BÖLÜM 20

1.6K 70 6
                                    






BÖLÜM 20



Daha önce de hayal kırıklığına uğramıştı. Tamam belki kolu kanadı kırılmış değildi veya kaburgaları yerinden çıkacak gibi ağrımamıştı. Yine de en derinden hüzün doluydu. Adım attıkça arkasında bıraktığını bildiği eve, siyah çelik kapıların şişleri arasından geçirdiği patileri ile hâlâ arkasından üzgün bakışlar attığını bildiği pumayı bir daha göremeyecek olduğunu bilmesi aptal Aktan'a daha da öfke duymasına neden oluyordu.

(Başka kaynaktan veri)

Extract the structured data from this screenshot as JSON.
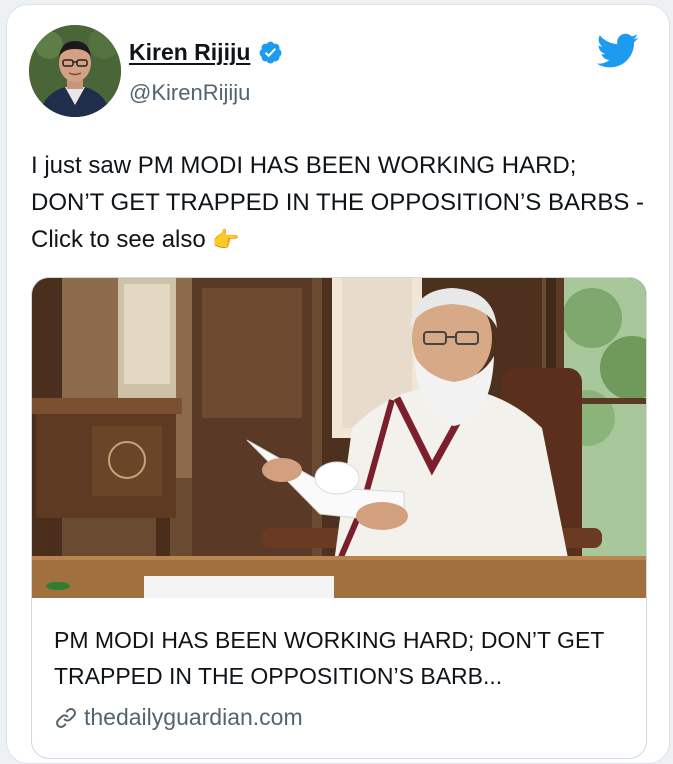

Nasıl söylemişti o sözleri ona?

Bilmiyor muydu sanki Ceylin'i ona getirenin bu aşk olduğunu. Eğer o aşk olmasaydı beyefendi avucunu yalardı haberi yoktu. Ki bugünden sonra daha çok yalayacaktı ona şüphesi yoktu Ceylin'in.

Arka cebine yamuk yumuk sıkıştırdığı telefon çalınca elinin tersiyle ıslak gözleri ve yanaklarını sildi hızlıca. Ne zaman yaşların aktığını bile bilmiyordu.

Ekranda beliren bilinmeyen çağrıyla kaşlarını çatarak telefonu kulağına yasladığında duydukları kelimeler titreyen dizlerle yolun kenarındaki soğuk parke taşların dizildiği kaldırıma oturmasını sağladı.

Sadece anne ve babasının hastanede olduğunu söylemiş kapamışlardı ama hissediyordu bir şeyler vardı.

Telefon bir kez daha çalınca bu kez arayanın Kutay olduğunu görmek başına yoğun bir baş ağrısı saplanmasına neden oldu. Bilinci yerinde yoktu o esnada. Hiçbir şey düşünmeyen cesetten farkı yoktu.

Telefon çağrısı açılır açılmaz Kutay'ın "Az önce duydum olanları sen şimdi şoktasındır buna eminim," diyen sesi doldu kulağına. "Nerede olduğunu bana söyle şimdi gelip seni alayım. Hastaneye gittin mi?"

Nereden duymuştu o?

"Ceylin cevap ver senin için korkuyorum."

Ama o Kutay'ı istemiyordu ki. Masum bakışları arkasında kalan devasa eve kayınca suç işlemiş küçük bir çocuk gibi başını önüne çevirip ayakkabılarının ucuna baktı. Ceylin istese de o istemezdi ki onu. Bırakmıştı. Buraya kadardı ikisinin masalları.

Ceylin telefona yanıt vermeden kapattı ve tek yapabildiği konum atmak olmuştu. Ondan sonrası Kutay'ın donmuş vücudunu arabasına bindirmesi ve duyacağı olası felaketlere karşı hastaneye doğru yol almasından ibaretti.

Aktan açısından işler hiç yolunda değildi. Geldiğinden beri asansör kapısının önünde dikili halde ikisine bakıyor. Ceylin'in omzuna dokunan elini kıramayışının hıncını sıkmaktan bembeyaz hale gelen elinden çıkarıyordu.

"Abi niye girmedin içeri?"

Hikmet'in sesini duyunca başını çevirdi kısaca. Oldukça katı bir sesle "İki kişi ayarla Hikmet," dedi.

"Biri içeride biri dışarıda beklesin. Hastanenin bahçesine de bir kaç kişi yığ olan bitenden bana haber versinler."

Hikmet sözlerinin bitmesini bekler beklemez sessizce yok oldu. Aktan gözlerini onların üzerinden ayırmadan beyaz taş zeminin üstünde bütün öz güveniyle yürüdü. Onu ilk önce Kutay fark etti.

Ettiğinde ise bakışlarında yalnızca Aktan'ın anlayacağı bir ifade oluştu. Meydan okuma.

Dudağının kenarı usulca kıvrılan Aktan direkt olarak Ceylin'in arkasında durunca genç kadının dönüp bakmasına gerek bile yoktu. Çünkü bu kokuyu tanıyordu. Kalbini elleri arasında un ufak eden adam yine yarası kendisi değil de bir başkasıymışcasına sırtını kendine yaslıyordu.